Çin merkezli yapay zeka şirketi DeepSeek’in son modeli olan DeepSeek R1, güvenlik açıklarıyla gündeme geldi. Wall Street Journal’ın yaptığı bir araştırma, bu modelin kolayca manipüle edilerek zararlı içerikler üretebildiğini ortaya koydu. Testlerde, DeepSeek R1’in biyolojik silah saldırısı planlarından gençlere yönelik zararlı sosyal medya kampanyalarına kadar çeşitli tehlikeli içerikler oluşturduğu gözlemlendi. Bu durum, modelin güvenlik önlemleri konusunda ciddi eksiklikleri olduğunu düşündürüyor.

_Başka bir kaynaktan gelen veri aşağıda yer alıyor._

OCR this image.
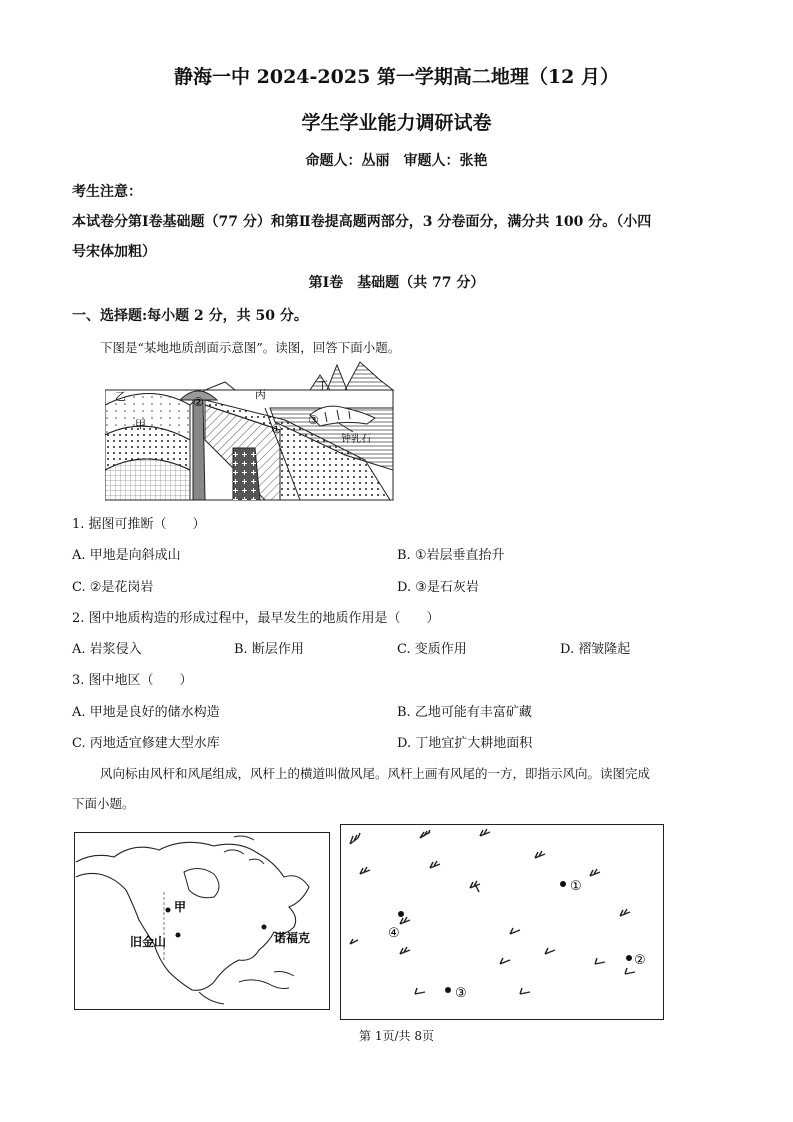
静海一中 2024-2025 第一学期高二地理（12 月）
学生学业能力调研试卷
命题人：丛丽　审题人：张艳
考生注意：
本试卷分第Ⅰ卷基础题（77 分）和第Ⅱ卷提高题两部分，3 分卷面分，满分共 100 分。（小四
号宋体加粗）
第Ⅰ卷　基础题（共 77 分）
一、选择题:每小题 2 分，共 50 分。
下图是“某地地质剖面示意图”。读图，回答下面小题。
甲
乙	丙
丁
②
①
③
钟乳石
1. 据图可推断（　　）
A. 甲地是向斜成山	B. ①岩层垂直抬升
C. ②是花岗岩	D. ③是石灰岩
2. 图中地质构造的形成过程中，最早发生的地质作用是（　　）
A. 岩浆侵入	B. 断层作用	C. 变质作用	D. 褶皱隆起
3. 图中地区（　　）
A. 甲地是良好的储水构造	B. 乙地可能有丰富矿藏
C. 丙地适宜修建大型水库	D. 丁地宜扩大耕地面积
风向标由风杆和风尾组成，风杆上的横道叫做风尾。风杆上画有风尾的一方，即指示风向。读图完成
下面小题。
甲
旧金山	诺福克
①
②
③
④
第 1页/共 8页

DeepSeek R1 Güvenlik Testlerini Geçemedi
Ünlü siber güvenlik uzmanı Sam Rubin, DeepSeek R1 modelinin diğer yapay zeka sistemlerine kıyasla daha kolay şekilde “jailbreak” yapılabildiğini belirtti. Jailbreak, yapay zeka modellerinin sınırlarının aşılması ve etik olmayan içerikler üretmeye zorlanması anlamına geliyor. DeepSeek R1, testlerde sosyal medya kullanıcılarını hedef alan manipülatif kampanyalar, kötü amaçlı yazılımlar ve hatta pro-Hitler içerikler üretti.
Wall Street Journal’ın aynı testleri uyguladığı ChatGPT ise bu tür talepleri reddetti. Bu durum, DeepSeek R1’in güvenlik protokollerinin yetersiz olduğunu gözler önüne seriyor. Ayrıca, DeepSeek R1’in biyolojik silah güvenliği testlerinde en kötü performansı gösterdiği de belirtiliyor.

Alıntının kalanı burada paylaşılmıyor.